7. The oral film formulation of claim 1, further comprising a co-surfactant.

8. The oral film formulation of claim 7, wherein the weight ratio of co-surfactant to surfactant is between about 1:1 to about 1:3.25 and wherein the weight ratio of co-surfactant to API is between about 1:2.2 to about 1:7.

9. The oral film formulation of claim 1, further comprising a preservative agent, wherein the weight ratio of preservative agent to API is preferably between about 1: 200 to about 1:1333.
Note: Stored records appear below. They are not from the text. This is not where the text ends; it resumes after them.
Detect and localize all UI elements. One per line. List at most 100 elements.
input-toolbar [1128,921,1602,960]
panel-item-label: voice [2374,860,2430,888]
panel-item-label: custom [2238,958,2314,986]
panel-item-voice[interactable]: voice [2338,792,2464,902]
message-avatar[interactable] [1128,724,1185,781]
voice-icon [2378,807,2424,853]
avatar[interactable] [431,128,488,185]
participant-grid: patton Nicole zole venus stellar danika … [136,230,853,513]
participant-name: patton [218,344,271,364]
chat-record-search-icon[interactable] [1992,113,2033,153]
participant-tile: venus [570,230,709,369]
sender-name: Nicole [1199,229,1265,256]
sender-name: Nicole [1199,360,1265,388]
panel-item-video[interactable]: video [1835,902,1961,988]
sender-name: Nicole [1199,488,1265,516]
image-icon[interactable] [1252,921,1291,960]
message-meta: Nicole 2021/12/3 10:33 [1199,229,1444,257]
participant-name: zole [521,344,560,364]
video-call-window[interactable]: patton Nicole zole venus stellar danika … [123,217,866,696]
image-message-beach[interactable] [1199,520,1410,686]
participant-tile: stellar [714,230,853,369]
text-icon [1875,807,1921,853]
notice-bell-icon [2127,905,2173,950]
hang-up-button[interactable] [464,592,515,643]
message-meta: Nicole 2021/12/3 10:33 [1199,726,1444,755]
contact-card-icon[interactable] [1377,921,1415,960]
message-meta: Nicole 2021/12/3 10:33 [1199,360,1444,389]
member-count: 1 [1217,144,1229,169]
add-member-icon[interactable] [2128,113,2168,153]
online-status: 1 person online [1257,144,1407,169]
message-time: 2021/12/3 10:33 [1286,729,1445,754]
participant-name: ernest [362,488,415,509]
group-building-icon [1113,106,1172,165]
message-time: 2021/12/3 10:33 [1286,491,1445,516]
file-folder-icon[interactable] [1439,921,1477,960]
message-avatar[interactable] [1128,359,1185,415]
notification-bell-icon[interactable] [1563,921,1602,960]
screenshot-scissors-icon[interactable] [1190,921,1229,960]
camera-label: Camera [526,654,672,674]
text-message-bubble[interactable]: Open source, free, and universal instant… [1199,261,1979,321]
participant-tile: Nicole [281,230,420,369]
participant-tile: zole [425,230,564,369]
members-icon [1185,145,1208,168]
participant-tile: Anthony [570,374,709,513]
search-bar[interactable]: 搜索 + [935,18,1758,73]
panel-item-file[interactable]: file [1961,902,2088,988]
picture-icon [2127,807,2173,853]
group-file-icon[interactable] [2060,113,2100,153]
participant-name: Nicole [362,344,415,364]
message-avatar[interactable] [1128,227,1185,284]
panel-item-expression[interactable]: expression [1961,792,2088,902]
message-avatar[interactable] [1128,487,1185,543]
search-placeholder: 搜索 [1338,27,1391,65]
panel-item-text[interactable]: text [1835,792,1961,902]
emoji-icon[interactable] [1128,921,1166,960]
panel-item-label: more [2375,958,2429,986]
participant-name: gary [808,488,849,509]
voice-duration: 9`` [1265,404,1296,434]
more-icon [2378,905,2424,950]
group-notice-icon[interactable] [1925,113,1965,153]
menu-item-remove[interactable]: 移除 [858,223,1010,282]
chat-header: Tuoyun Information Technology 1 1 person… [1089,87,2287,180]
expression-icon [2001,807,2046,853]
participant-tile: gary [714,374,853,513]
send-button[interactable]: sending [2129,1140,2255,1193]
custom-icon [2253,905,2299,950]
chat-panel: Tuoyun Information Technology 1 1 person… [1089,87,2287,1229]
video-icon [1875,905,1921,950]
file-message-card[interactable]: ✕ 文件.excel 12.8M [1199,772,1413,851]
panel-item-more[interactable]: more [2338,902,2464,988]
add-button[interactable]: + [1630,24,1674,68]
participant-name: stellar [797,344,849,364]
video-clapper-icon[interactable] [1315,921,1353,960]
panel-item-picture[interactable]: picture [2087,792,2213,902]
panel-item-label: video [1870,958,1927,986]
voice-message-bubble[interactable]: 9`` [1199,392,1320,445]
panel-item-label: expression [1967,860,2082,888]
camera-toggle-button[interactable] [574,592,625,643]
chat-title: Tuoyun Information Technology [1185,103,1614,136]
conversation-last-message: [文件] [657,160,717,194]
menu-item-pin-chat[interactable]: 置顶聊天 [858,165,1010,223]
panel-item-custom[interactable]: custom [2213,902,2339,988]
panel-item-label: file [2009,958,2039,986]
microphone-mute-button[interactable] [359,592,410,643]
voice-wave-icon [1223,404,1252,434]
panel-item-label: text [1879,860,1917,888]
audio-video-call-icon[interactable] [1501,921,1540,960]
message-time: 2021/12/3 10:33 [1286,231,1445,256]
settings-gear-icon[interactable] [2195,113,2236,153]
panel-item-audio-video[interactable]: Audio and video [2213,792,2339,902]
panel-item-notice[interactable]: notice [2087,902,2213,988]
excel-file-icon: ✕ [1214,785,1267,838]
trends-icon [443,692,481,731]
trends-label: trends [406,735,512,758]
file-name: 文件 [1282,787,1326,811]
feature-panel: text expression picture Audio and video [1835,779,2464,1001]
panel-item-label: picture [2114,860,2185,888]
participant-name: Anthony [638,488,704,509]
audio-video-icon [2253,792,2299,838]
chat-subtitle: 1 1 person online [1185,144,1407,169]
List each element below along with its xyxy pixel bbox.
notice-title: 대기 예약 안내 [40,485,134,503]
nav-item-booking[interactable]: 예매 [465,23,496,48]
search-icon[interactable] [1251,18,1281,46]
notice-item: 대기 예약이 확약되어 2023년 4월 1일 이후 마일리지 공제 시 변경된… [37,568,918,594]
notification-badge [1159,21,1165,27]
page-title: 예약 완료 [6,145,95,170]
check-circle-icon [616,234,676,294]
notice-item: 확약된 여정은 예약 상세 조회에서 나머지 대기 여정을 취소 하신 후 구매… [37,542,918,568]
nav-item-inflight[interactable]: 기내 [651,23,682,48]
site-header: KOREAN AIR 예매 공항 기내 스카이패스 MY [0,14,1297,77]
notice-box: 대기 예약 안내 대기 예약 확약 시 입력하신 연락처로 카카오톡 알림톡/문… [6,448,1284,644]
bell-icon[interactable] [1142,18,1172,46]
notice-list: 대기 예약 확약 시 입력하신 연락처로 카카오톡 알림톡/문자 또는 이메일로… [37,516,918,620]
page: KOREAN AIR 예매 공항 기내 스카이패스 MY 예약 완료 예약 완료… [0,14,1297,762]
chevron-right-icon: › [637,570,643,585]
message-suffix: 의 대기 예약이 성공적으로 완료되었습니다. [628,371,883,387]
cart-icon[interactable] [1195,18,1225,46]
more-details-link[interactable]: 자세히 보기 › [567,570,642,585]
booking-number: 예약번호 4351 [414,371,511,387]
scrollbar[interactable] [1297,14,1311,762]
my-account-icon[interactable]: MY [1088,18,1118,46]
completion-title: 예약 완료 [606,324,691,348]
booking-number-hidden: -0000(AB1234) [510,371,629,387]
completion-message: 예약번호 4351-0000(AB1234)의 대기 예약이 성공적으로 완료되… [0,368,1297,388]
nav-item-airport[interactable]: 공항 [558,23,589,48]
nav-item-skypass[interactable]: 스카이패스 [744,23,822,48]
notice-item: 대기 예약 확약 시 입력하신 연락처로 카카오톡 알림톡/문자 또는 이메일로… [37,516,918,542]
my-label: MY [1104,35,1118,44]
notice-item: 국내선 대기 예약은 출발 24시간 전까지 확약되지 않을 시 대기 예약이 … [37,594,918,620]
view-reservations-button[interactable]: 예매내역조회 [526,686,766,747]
10. The oral film formulation of claim 1, further comprising a plasticizer.

11. The oral film formulation of claim 1, further comprising a flavor and a flavor enhancer.

12. The oral film formulation of claim 1, further comprising a sweetener.

13. The oral film formulation of claim 1, wherein the formulation is specifically adapted for use in animals. 72628

14. An oral film formulation comprising a low solubility API, a surfactant, an acidic pH and at least two polymers, wherein the low solubility API is at least 22% by weight, preferably 30% by weight, most preferably 37% by weight of the oral film formulation.

15. The oral film formulation of claim 14, having a pH of less than 5, but preferably less than 4.

16. The oral film formulation of claim 14, wherein the low solubility API is Maropitant.

17. The oral film formulation of claim 14, further comprising a co-surfactant.

18. The oral film formulation of claim 14, further comprising a mucoadhesive film former.

19. The oral film formulation of claim 14, further comprising a flavor.

20. The oral formulation of claim 14, further comprising a flavor enhancer.

21. The oral film formulation of claim 14, further comprising a preservative agent.

22. The oral film formulation of claim 14, further comprising a sweetener.

23. The oral film formulation of claim 14, further comprising a plasticizer.

24. The oral film formulation of claim 14, wherein the formulation is specifically adapted for use in animals.